Is een warmtekrachtkoppeling roerend of onroerend?

Installaties zoals zonnepanelen, windturbines en WKK’s worden door de plaatsing in of op een gebouw in veel meer situaties krachtens natrekking onroerend dan in de regel wordt gedacht. Dit heeft vergaande gevolgen. Indien er geen opstalrecht wordt gevestigd, dan wordt de eigenaar van de grond ook eigenaar van de desbetreffende installatie. Onlangs heeft de Hoge Raad nog geoordeeld dat een warmtekrachtkoppeling (WKK) in een gebouw door natrekking onroerend is geworden.InleidingDe wet ondersche...
Leestijd 
Auteur artikel Maarten Kole
Gepubliceerd 28 november 2013
Laatst gewijzigd 16 april 2018
Installaties zoals zonnepanelen, windturbines en WKK’s worden door de plaatsing in of op een gebouw in veel meer situaties krachtens natrekking onroerend dan in de regel wordt gedacht. Dit heeft vergaande gevolgen. Indien er geen opstalrecht wordt gevestigd, dan wordt de eigenaar van de grond ook eigenaar van de desbetreffende installatie. Onlangs heeft de Hoge Raad nog geoordeeld dat een warmtekrachtkoppeling (WKK) in een gebouw door natrekking onroerend is geworden.

Inleiding
De wet onderscheidt twee vormen van natrekking op basis waarvan een installatie als een onroerende zaak zou kunnen worden gekwalificeerd, te weten natrekking door bestanddeelvorming (de horizontale natrekking) en natrekking door de grond (verticale natrekking). Indien er sprake is van natrekking, dan heeft dat vergaande consequenties. De eigenaar van het gebouw en/of de grond wordt dan tevens eigenaar van de installatie. Deze twee vormen van natrekking zullen in dit artikel worden besproken.

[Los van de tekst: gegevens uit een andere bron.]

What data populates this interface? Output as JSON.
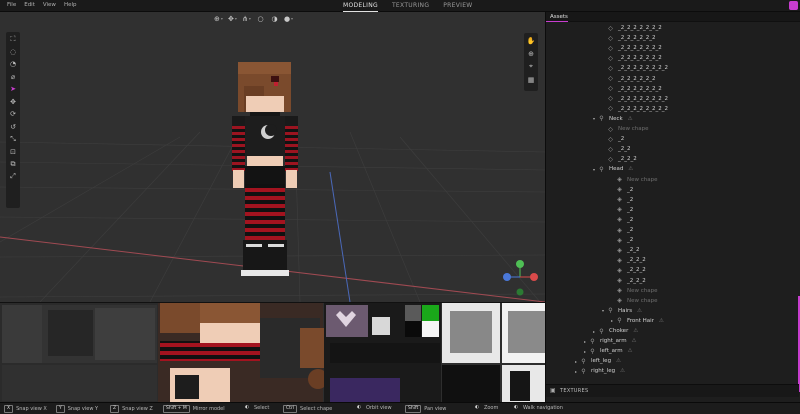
{
  "menu": [
    "File",
    "Edit",
    "View",
    "Help"
  ],
  "modes": [
    {
      "label": "MODELING",
      "active": true
    },
    {
      "label": "TEXTURING",
      "active": false
    },
    {
      "label": "PREVIEW",
      "active": false
    }
  ],
  "viewport_toolbar_icons": [
    "pivot-mode-icon",
    "transform-space-icon",
    "snap-icon",
    "solid-shading-icon",
    "textured-shading-icon",
    "lit-shading-icon"
  ],
  "left_tools": [
    "box-select-icon",
    "lasso-select-icon",
    "brush-select-icon",
    "paint-select-icon",
    "cursor-icon",
    "move-icon",
    "rotate-icon",
    "undo-icon",
    "scale-icon",
    "extrude-icon",
    "duplicate-icon",
    "mirror-icon"
  ],
  "view_tools": [
    "hand-icon",
    "zoom-icon",
    "frame-icon",
    "grid-icon"
  ],
  "assets": {
    "header": "Assets",
    "tree": [
      {
        "label": "_2_2_2_2_2_2_2",
        "indent": 4,
        "icon": "diamond",
        "dim": false
      },
      {
        "label": "_2_2_2_2_2_2",
        "indent": 4,
        "icon": "diamond",
        "dim": false
      },
      {
        "label": "_2_2_2_2_2_2_2",
        "indent": 4,
        "icon": "diamond",
        "dim": false
      },
      {
        "label": "_2_2_2_2_2_2_2",
        "indent": 4,
        "icon": "diamond",
        "dim": false
      },
      {
        "label": "_2_2_2_2_2_2_2_2",
        "indent": 4,
        "icon": "diamond",
        "dim": false
      },
      {
        "label": "_2_2_2_2_2_2",
        "indent": 4,
        "icon": "diamond",
        "dim": false
      },
      {
        "label": "_2_2_2_2_2_2_2",
        "indent": 4,
        "icon": "diamond",
        "dim": false
      },
      {
        "label": "_2_2_2_2_2_2_2_2",
        "indent": 4,
        "icon": "diamond",
        "dim": false
      },
      {
        "label": "_2_2_2_2_2_2_2_2",
        "indent": 4,
        "icon": "diamond",
        "dim": false
      },
      {
        "label": "Neck",
        "indent": 3,
        "icon": "bone",
        "caret": "open",
        "dim": false
      },
      {
        "label": "New chape",
        "indent": 4,
        "icon": "diamond",
        "dim": true
      },
      {
        "label": "_2",
        "indent": 4,
        "icon": "diamond",
        "dim": false
      },
      {
        "label": "_2_2",
        "indent": 4,
        "icon": "diamond",
        "dim": false
      },
      {
        "label": "_2_2_2",
        "indent": 4,
        "icon": "diamond",
        "dim": false
      },
      {
        "label": "Head",
        "indent": 3,
        "icon": "bone",
        "caret": "open",
        "dim": false
      },
      {
        "label": "New chape",
        "indent": 5,
        "icon": "cube",
        "dim": true
      },
      {
        "label": "_2",
        "indent": 5,
        "icon": "cube",
        "dim": false
      },
      {
        "label": "_2",
        "indent": 5,
        "icon": "cube",
        "dim": false
      },
      {
        "label": "_2",
        "indent": 5,
        "icon": "cube",
        "dim": false
      },
      {
        "label": "_2",
        "indent": 5,
        "icon": "cube",
        "dim": false
      },
      {
        "label": "_2",
        "indent": 5,
        "icon": "cube",
        "dim": false
      },
      {
        "label": "_2",
        "indent": 5,
        "icon": "cube",
        "dim": false
      },
      {
        "label": "_2_2",
        "indent": 5,
        "icon": "cube",
        "dim": false
      },
      {
        "label": "_2_2_2",
        "indent": 5,
        "icon": "cube",
        "dim": false
      },
      {
        "label": "_2_2_2",
        "indent": 5,
        "icon": "cube",
        "dim": false
      },
      {
        "label": "_2_2_2",
        "indent": 5,
        "icon": "cube",
        "dim": false
      },
      {
        "label": "New chape",
        "indent": 5,
        "icon": "cube",
        "dim": true
      },
      {
        "label": "New chape",
        "indent": 5,
        "icon": "cube",
        "dim": true
      },
      {
        "label": "Hairs",
        "indent": 4,
        "icon": "bone",
        "caret": "open",
        "dim": false
      },
      {
        "label": "Front Hair",
        "indent": 5,
        "icon": "bone",
        "caret": "closed",
        "dim": false
      },
      {
        "label": "Choker",
        "indent": 3,
        "icon": "bone",
        "caret": "closed",
        "dim": false
      },
      {
        "label": "right_arm",
        "indent": 2,
        "icon": "bone",
        "caret": "closed",
        "dim": false
      },
      {
        "label": "left_arm",
        "indent": 2,
        "icon": "bone",
        "caret": "closed",
        "dim": false
      },
      {
        "label": "left_leg",
        "indent": 1,
        "icon": "bone",
        "caret": "closed",
        "dim": false
      },
      {
        "label": "right_leg",
        "indent": 1,
        "icon": "bone",
        "caret": "closed",
        "dim": false
      }
    ]
  },
  "textures_label": "TEXTURES",
  "status": [
    {
      "key": "X",
      "label": "Snap view X"
    },
    {
      "key": "Y",
      "label": "Snap view Y"
    },
    {
      "key": "Z",
      "label": "Snap view Z"
    },
    {
      "key": "Shift + M",
      "label": "Mirror model"
    },
    {
      "key": "",
      "label": "Select"
    },
    {
      "key": "Ctrl",
      "label": "Select chape"
    },
    {
      "key": "",
      "label": "Orbit view"
    },
    {
      "key": "Shift",
      "label": "Pan view"
    },
    {
      "key": "",
      "label": "Zoom"
    },
    {
      "key": "",
      "label": "Walk navigation"
    }
  ],
  "colors": {
    "accent": "#c83dcf",
    "x_axis": "#d94a4a",
    "y_axis": "#4fbf55",
    "z_axis": "#4a78d9",
    "stripe_red": "#a3131f"
  }
}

Natrekking door bestanddeelvorming (horizontale natrekking)
In de eerste plaats kan een installatie onderdeel gaan uitmaken van het gebouw waarin, waarop of waaraan deze wordt geïnstalleerd. Aan de hand van de in artikel 3:4 BW bepaalde criteria dient te worden bepaald of sprake is van horizontale natrekking. Bij horizontale natrekking gaat een zaak op als bestanddeel in een andere zaak. Hiervan is sprake wanneer aan één van de leden uit artikel 3:4 BW is voldaan. Lid 1 regelt het maatschappelijke criterium. Lid 2 geeft het fysieke criterium weer.

1. Al hetgeen volgens verkeersopvatting onderdeel van een zaak uitmaakt, is bestanddeel van die zaak.
2. Een zaak die met een hoofdzaak zodanig verbonden wordt dat zij daarvan niet kan worden afgescheiden zonder dat beschadiging van betekenis wordt toegebracht aan een der zaken, wordt bestanddeel van de hoofdzaak.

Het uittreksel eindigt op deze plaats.